Joseph Moog commence à jouer et il nous pose aussitôt un cas de conscience. Nous en sommes encore à nous demander pourquoi il a choisi ces trois pièces, et même Chopin tout court. D'évidence c'est un pianiste accompli, il aura toutes les occasions de le prouver dans la seconde partie dévolue à Liszt. Mais si l'on entend Chopin comme un maître du bel canto au piano, comme un compositeur qui fait toujours primer le chant sur la pure virtuosité, alors ce soir l'artiste nous semble à côté de la plaque. Le Scherzo n° 1 s'ouvre sur une bousculade pleine de confusion pour déboucher sur un épisode contemplatif dont Joseph Moog semble ne savoir que faire – en tout cas pas une étude de sonorités, ni une effusion sentimentale.
Le Scherzo n° 2 est plus surprenant encore ; les deux arpèges qui ouvrent ce qui va, dans la forme comme dans la matière musicale, ressembler à une ballade, sont comme expédiés, à peine projetés. Le pianiste semble ravi de déployer une agilité digitale qui ne laisse pas d'impressionner, mais beaucoup moins de se laisser aller à la confidence d'un chant qui devient presque banal.

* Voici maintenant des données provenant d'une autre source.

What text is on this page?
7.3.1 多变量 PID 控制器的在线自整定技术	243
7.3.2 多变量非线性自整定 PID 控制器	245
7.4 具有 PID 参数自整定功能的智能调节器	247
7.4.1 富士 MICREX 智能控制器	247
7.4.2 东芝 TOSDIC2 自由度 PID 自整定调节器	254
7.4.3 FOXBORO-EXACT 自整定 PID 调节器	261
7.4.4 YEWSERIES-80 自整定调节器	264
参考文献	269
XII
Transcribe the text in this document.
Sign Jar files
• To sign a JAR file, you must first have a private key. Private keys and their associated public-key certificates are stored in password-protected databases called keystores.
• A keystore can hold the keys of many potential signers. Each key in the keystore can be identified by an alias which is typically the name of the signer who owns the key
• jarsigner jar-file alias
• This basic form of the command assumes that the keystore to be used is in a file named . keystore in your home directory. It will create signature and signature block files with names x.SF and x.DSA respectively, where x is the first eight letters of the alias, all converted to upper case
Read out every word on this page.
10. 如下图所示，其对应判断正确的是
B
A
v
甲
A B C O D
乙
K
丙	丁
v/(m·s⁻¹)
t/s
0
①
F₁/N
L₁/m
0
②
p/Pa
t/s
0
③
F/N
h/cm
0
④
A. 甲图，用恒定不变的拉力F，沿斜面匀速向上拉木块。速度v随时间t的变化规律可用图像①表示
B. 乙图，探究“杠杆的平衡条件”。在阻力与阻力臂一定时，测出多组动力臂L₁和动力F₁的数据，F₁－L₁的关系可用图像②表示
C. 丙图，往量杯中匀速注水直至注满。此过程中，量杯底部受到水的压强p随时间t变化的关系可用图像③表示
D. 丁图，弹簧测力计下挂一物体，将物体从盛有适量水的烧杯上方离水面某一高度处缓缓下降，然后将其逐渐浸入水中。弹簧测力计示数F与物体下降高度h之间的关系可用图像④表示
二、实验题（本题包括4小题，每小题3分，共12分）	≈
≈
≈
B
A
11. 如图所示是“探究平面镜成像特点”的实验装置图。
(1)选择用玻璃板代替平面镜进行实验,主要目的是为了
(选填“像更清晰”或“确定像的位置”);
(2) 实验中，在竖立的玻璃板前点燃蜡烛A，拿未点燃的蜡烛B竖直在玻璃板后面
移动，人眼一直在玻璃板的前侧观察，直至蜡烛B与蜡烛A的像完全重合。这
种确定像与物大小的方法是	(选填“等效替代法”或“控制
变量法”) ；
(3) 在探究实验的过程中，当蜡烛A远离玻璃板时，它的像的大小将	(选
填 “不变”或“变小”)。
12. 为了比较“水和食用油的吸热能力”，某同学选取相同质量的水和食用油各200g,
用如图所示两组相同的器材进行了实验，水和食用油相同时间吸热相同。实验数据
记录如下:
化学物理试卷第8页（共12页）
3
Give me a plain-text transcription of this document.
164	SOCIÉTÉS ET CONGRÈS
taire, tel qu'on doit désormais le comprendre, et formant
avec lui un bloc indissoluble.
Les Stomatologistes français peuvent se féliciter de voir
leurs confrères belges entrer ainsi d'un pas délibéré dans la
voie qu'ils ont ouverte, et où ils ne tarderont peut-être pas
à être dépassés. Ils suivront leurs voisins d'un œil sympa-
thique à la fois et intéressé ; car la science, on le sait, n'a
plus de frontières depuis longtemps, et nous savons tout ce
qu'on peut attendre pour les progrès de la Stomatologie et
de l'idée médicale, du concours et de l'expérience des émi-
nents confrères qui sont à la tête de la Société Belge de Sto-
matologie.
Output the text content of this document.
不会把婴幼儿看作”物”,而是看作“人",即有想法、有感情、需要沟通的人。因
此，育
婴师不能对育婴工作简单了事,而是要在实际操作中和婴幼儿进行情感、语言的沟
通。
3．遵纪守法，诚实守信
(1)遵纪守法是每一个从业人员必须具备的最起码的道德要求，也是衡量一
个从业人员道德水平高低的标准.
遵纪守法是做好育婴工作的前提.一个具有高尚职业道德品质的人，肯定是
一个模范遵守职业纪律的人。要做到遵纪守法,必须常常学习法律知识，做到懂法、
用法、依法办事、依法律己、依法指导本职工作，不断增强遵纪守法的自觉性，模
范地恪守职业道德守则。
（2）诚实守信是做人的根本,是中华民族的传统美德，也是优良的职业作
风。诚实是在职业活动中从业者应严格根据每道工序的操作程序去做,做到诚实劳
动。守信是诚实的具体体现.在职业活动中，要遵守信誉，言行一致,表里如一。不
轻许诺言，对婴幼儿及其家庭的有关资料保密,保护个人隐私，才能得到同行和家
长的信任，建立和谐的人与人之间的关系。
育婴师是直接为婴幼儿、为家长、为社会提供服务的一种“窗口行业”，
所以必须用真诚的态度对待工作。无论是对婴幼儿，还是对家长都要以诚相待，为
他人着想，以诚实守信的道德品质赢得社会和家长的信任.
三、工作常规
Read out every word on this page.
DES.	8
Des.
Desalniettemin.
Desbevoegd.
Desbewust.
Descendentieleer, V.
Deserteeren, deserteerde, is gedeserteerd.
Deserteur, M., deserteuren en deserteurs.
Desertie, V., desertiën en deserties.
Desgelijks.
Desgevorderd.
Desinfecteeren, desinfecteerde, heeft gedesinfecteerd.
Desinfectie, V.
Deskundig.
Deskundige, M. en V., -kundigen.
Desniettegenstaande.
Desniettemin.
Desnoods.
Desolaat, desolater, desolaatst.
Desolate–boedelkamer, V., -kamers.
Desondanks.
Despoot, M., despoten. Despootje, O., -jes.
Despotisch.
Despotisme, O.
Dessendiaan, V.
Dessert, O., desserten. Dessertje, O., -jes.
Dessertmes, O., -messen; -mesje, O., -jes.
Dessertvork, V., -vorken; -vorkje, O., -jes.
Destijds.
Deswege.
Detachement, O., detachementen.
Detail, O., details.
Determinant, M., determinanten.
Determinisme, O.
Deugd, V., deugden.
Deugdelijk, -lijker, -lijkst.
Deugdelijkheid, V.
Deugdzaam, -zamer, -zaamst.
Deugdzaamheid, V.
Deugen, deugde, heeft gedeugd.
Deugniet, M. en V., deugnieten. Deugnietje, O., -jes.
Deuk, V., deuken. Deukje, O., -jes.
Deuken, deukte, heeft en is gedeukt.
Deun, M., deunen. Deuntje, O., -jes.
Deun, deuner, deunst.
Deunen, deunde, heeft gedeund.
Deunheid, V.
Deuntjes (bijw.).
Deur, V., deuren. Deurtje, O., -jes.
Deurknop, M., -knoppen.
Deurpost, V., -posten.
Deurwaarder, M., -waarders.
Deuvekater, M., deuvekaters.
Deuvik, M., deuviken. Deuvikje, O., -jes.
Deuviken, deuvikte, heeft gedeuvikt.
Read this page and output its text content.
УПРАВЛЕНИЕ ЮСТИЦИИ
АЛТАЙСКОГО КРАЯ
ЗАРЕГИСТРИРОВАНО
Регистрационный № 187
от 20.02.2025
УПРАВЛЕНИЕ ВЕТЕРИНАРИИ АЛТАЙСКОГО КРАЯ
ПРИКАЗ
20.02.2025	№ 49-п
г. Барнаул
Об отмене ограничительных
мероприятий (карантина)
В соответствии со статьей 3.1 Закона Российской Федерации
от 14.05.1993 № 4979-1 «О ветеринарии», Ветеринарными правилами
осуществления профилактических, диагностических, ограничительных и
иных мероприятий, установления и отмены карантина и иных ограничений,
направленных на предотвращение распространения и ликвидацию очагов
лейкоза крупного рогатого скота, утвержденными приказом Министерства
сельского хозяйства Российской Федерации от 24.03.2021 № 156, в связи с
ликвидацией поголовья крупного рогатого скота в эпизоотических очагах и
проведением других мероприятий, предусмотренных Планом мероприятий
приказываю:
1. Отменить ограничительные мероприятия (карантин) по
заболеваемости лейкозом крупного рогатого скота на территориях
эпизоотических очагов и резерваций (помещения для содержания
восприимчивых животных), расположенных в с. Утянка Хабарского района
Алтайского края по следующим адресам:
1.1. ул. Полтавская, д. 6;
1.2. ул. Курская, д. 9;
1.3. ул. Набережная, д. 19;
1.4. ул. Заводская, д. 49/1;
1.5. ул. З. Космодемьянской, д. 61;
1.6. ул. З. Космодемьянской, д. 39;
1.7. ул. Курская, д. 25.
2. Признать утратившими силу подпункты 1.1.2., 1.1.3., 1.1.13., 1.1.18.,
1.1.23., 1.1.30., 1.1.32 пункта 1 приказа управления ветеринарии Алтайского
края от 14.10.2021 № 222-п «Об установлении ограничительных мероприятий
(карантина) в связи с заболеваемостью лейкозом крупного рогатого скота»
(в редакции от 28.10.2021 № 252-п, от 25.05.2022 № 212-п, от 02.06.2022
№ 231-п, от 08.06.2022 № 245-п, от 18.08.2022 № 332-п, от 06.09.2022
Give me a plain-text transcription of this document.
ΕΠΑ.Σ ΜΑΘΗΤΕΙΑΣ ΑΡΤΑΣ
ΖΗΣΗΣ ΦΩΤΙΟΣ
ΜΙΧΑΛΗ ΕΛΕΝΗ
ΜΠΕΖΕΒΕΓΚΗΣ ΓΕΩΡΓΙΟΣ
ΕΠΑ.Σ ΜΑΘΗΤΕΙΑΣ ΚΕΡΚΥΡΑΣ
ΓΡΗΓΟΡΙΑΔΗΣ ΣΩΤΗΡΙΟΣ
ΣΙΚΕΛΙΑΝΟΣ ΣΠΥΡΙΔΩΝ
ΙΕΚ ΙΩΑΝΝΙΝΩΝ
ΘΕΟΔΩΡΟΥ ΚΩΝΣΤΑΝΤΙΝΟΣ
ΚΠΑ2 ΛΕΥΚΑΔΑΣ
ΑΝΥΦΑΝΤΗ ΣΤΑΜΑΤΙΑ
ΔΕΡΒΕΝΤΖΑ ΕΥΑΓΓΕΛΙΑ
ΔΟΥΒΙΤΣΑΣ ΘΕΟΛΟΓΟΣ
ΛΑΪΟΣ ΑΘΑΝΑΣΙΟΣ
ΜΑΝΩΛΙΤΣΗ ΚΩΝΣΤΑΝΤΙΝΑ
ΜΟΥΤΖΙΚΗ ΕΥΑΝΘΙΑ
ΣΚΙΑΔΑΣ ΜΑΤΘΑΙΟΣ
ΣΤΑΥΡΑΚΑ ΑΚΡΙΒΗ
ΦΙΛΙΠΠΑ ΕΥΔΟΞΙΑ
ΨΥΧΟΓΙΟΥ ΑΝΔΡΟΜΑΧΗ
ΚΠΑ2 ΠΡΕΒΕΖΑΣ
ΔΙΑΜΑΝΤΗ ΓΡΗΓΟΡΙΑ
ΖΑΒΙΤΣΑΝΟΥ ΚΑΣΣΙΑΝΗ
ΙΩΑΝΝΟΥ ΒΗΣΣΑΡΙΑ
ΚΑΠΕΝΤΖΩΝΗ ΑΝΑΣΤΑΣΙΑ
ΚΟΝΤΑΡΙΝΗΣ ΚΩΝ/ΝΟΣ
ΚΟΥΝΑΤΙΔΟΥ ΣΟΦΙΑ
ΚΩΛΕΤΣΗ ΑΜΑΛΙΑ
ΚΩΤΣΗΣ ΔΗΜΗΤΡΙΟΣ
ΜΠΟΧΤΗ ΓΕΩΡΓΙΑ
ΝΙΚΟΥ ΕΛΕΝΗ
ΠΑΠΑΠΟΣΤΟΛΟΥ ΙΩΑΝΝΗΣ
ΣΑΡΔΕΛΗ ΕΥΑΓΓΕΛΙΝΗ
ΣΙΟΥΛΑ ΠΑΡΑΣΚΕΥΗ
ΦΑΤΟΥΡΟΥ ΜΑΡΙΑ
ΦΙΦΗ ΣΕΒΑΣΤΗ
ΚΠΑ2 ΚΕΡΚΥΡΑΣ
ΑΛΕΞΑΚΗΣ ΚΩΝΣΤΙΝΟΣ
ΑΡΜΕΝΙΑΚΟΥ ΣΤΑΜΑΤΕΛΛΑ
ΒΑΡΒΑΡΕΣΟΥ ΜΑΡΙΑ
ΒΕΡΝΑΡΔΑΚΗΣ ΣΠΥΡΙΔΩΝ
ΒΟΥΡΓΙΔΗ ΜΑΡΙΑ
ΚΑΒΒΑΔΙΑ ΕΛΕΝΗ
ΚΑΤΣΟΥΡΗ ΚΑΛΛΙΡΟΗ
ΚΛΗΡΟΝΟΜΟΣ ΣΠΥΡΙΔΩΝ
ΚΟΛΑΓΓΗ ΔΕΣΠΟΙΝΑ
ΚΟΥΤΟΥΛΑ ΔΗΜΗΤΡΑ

Le Scherzo n° 3 est un peu mieux venu et ses guirlandes cristallines qui soutiennent la voix de tête sont confondantes d'élégance mais la ligne, le propos manquent de la majesté, de la carrure qu'on attend ici.
Après les interrogations de l'entracte, on est vite rassuré par l'adéquation qui se manifeste et ira en s'amplifiant tout au long de la seconde partie entre le Liszt de la deuxième des Années de pèlerinage (l'Italie) et l'art du pianiste allemand. Moog refuse à juste titre l'épanchement larmoyant, le romantisme sucré que trop de best of ont véhiculés de la musique du Hongrois. Il en donne la preuve dans le « Sposalizio » qui ouvre le cycle : pas de rubato, ni d'accents déplacés, dans l'Andante central véritablement quieto. « Il Penseroso » dans une lenteur qui n'est pas statique produit un effet hypnotique, tant Joseph Moog creuse le son de son Steinway. Le contraste est saisissant avec le guilleret de la « Canzonetta del Salvator Rosa », adaptée d'un air de Bononcini sur un poème du peintre baroque romain.
Joseph Moog s'interrompt quelques instants le temps d'expliquer au public qu'il va jouer la version originale des trois sonnets de Pétrarque, que Liszt a plusieurs fois remis sur le métier. Le pianiste va y exalter sans complexe ni retenue – il en a tous les moyens – la lyrique si mouvante et fiévreuse de ces sonnets dont on oublie vite le substrat littéraire pour se laisser emporter par un jeu munificent. Et comme si cela ne suffisait pas à notre bonheur, Moog aborde avec une aisance technique déconcertante la fantasia quasi sonata « Après une lecture du Dante ». Ce n'est pas juste l'épilogue de la deuxième des Années de pèlerinage, c'est un sommet que bien des confrères du pianiste préfèrent affronter isolément, comme on le fait avec « l'autre » sonate, en si mineur. C'est un univers en soi, plus tortueux, plus complexe d'organisation. Joseph Moog y concentre une virtuosité extrême dans un son d'orgue, il ne fait pas un sort à chaque variation de tempo, et unifie le tout dans un grand souffle conquérant.